Speaking of snow, what are the jail trail and junction hollow like today?
@ALMKLM and Steven — I’ll put on my attorney’s hat here .
In PA if the street is opened, public or private, the landowner normally owns to the center of the street unless his deed says otherwise (such as if his deed says he owns only to the edge of the right-of-way). If the street is unopened, he normally owns just to the edge of the right-of-way. But as soon as the street is opened, his ownership then automatically by law extends to the center of the street.
However, in the case of the opened street even though the landowner may own to the middle of it, the public right-of-way gives the public a superior right to use the right-of-way space for passage. The landowner can still make his own use of the public right-of-way space so long as it doesn’t unreasonably interfere with the public’s superior right to use the same space for passage.
Hence it becomes the landowners responsibility to keep the sidewalk clean for the public’s benefit as he owns the land where the sidewalk sits. But in your example of the outdoor tables, since this could interefere unreasonably with the public’s superior right of passage, he needs to get the municipality’s OK to do it.
Off the top of my head, I think the reason the landowner has the responsilibity to do the sidewalk for the benefit of the public, but the municpality has the responsibility for the half of the street to its center that the landowner owns is simply administrative convenience.
Thanks cdavey, and apologies, Steven.
It sounds like we were each kinda right: in my case the position as I understand it is the defacto “ownership”, or as cdavey describes it, as the “public’s superior right of passage.”
The times i’ve encountered this have each been confusing, but your description is about as clear as i’ve heard.
Thanks cdavey and ALMKLM. Great explanation.
We now return you to your regular snow discussion.
the roads were surprisingly clear today, even the bike lanes aren’t that bad!
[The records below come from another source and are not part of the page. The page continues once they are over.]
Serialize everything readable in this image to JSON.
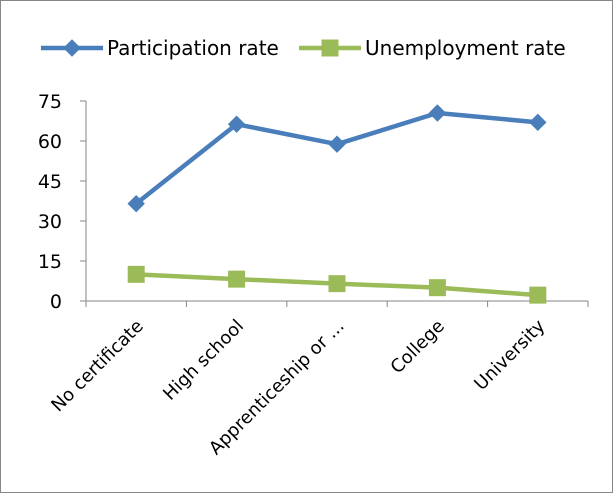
{
  "chart_data": {
    "type": "line",
    "title": "",
    "xlabel": "",
    "ylabel": "",
    "categories": [
      "No certificate",
      "High school",
      "Apprenticeship or ...",
      "College",
      "University"
    ],
    "series": [
      {
        "name": "Participation rate",
        "values": [
          36.5,
          66.3,
          58.8,
          70.5,
          67.0
        ],
        "color": "#4a7ebb",
        "marker": "diamond"
      },
      {
        "name": "Unemployment rate",
        "values": [
          10.0,
          8.2,
          6.5,
          5.0,
          2.2
        ],
        "color": "#9bbb59",
        "marker": "square"
      }
    ],
    "ylim": [
      0,
      75
    ],
    "yticks": [
      0,
      15,
      30,
      45,
      60,
      75
    ],
    "grid": false,
    "legend_position": "top"
  }
}
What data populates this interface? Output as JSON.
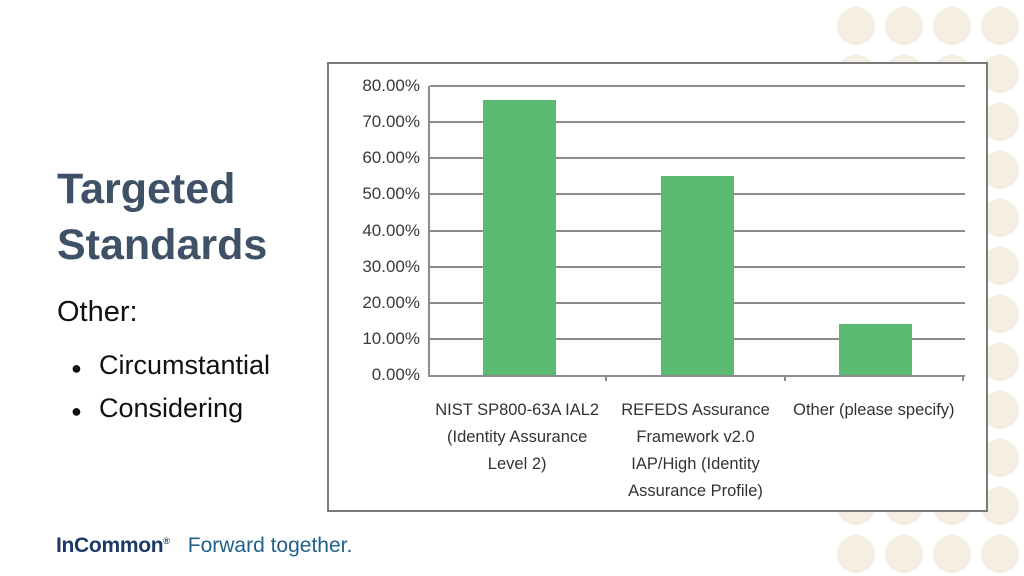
{
  "slide": {
    "title": "Targeted Standards",
    "other_heading": "Other:",
    "bullet_glyph": "●",
    "bullets": [
      "Circumstantial",
      "Considering"
    ],
    "footer": {
      "brand": "InCommon",
      "registered_mark": "®",
      "tagline": "Forward together."
    }
  },
  "chart_data": {
    "type": "bar",
    "categories": [
      "NIST SP800-63A IAL2 (Identity Assurance Level 2)",
      "REFEDS Assurance Framework v2.0 IAP/High (Identity Assurance Profile)",
      "Other (please specify)"
    ],
    "values": [
      76,
      55,
      14
    ],
    "title": "",
    "xlabel": "",
    "ylabel": "",
    "ylim": [
      0,
      80
    ],
    "ytick_step": 10,
    "ytick_labels": [
      "0.00%",
      "10.00%",
      "20.00%",
      "30.00%",
      "40.00%",
      "50.00%",
      "60.00%",
      "70.00%",
      "80.00%"
    ],
    "grid": true,
    "legend": false,
    "bar_color": "#5bbb73"
  },
  "colors": {
    "title": "#3f5166",
    "bar_green": "#5bbb73",
    "chart_frame_gray": "#7a7a7a",
    "axis_gray": "#8c8c8c",
    "brand_navy": "#1b3a68",
    "tagline_blue": "#20618c",
    "dot_pattern_cream": "#f4efe2"
  }
}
Whether it was the city or the warmth melting all the snow, I’m glad it happened!
sooo, about the snow in Panther Hollow? I’m about ready to attempt a trip back to the East End and wondering if I should probably expect a nice long climb up Greenfield instead?
You should climb Greenfield anyway, because hills are good for you.
I don’t know, but I left work AND it’s still light. Wooyah! I feel like a newborn mushroom.
Panther hollow is clear. I was just there. Jail trail not so much. It is passable but I slid around a lot on my slicks until i just went into the snow that hadn’t been ridden through yet.
dwillen, I haven’t ridden in 3+ weeks, I think I need to work my way back up to that.
Have you tried going back through Oakland, whence you came? I’ve been going across the Birmingham Bridge, then cruising up the sidewalk on Fifth, then cutting down to Forbes at Craft. The sidewalk is a little crusty at the moment, but I suspect it’ll be clear by the end of the day.
@dwillen and @gimp: do you take the sidewalk or shoulder when climbing Greenfield? I usually only go down it but am feeling “up” to adding to my repertoire of climbs. I can’t recall if there is a sidewalk, but the shoulder appears narrower on the uphill(outbound) side.
I always take the road going up Greenfield, though I have seen people on the sidewalk, too. That said, I usually avoid Greenfield on weekdays or around rush hour. My personal cutoff time used to be 6 pm or so (i.e., traffic seemed calmer after that point), but it seems like in the last few years, more commuters have been coming down Second Ave and up Greenfield to shortcut the Parkway. There’s a woman in my downtown office who has told me she does this, for example.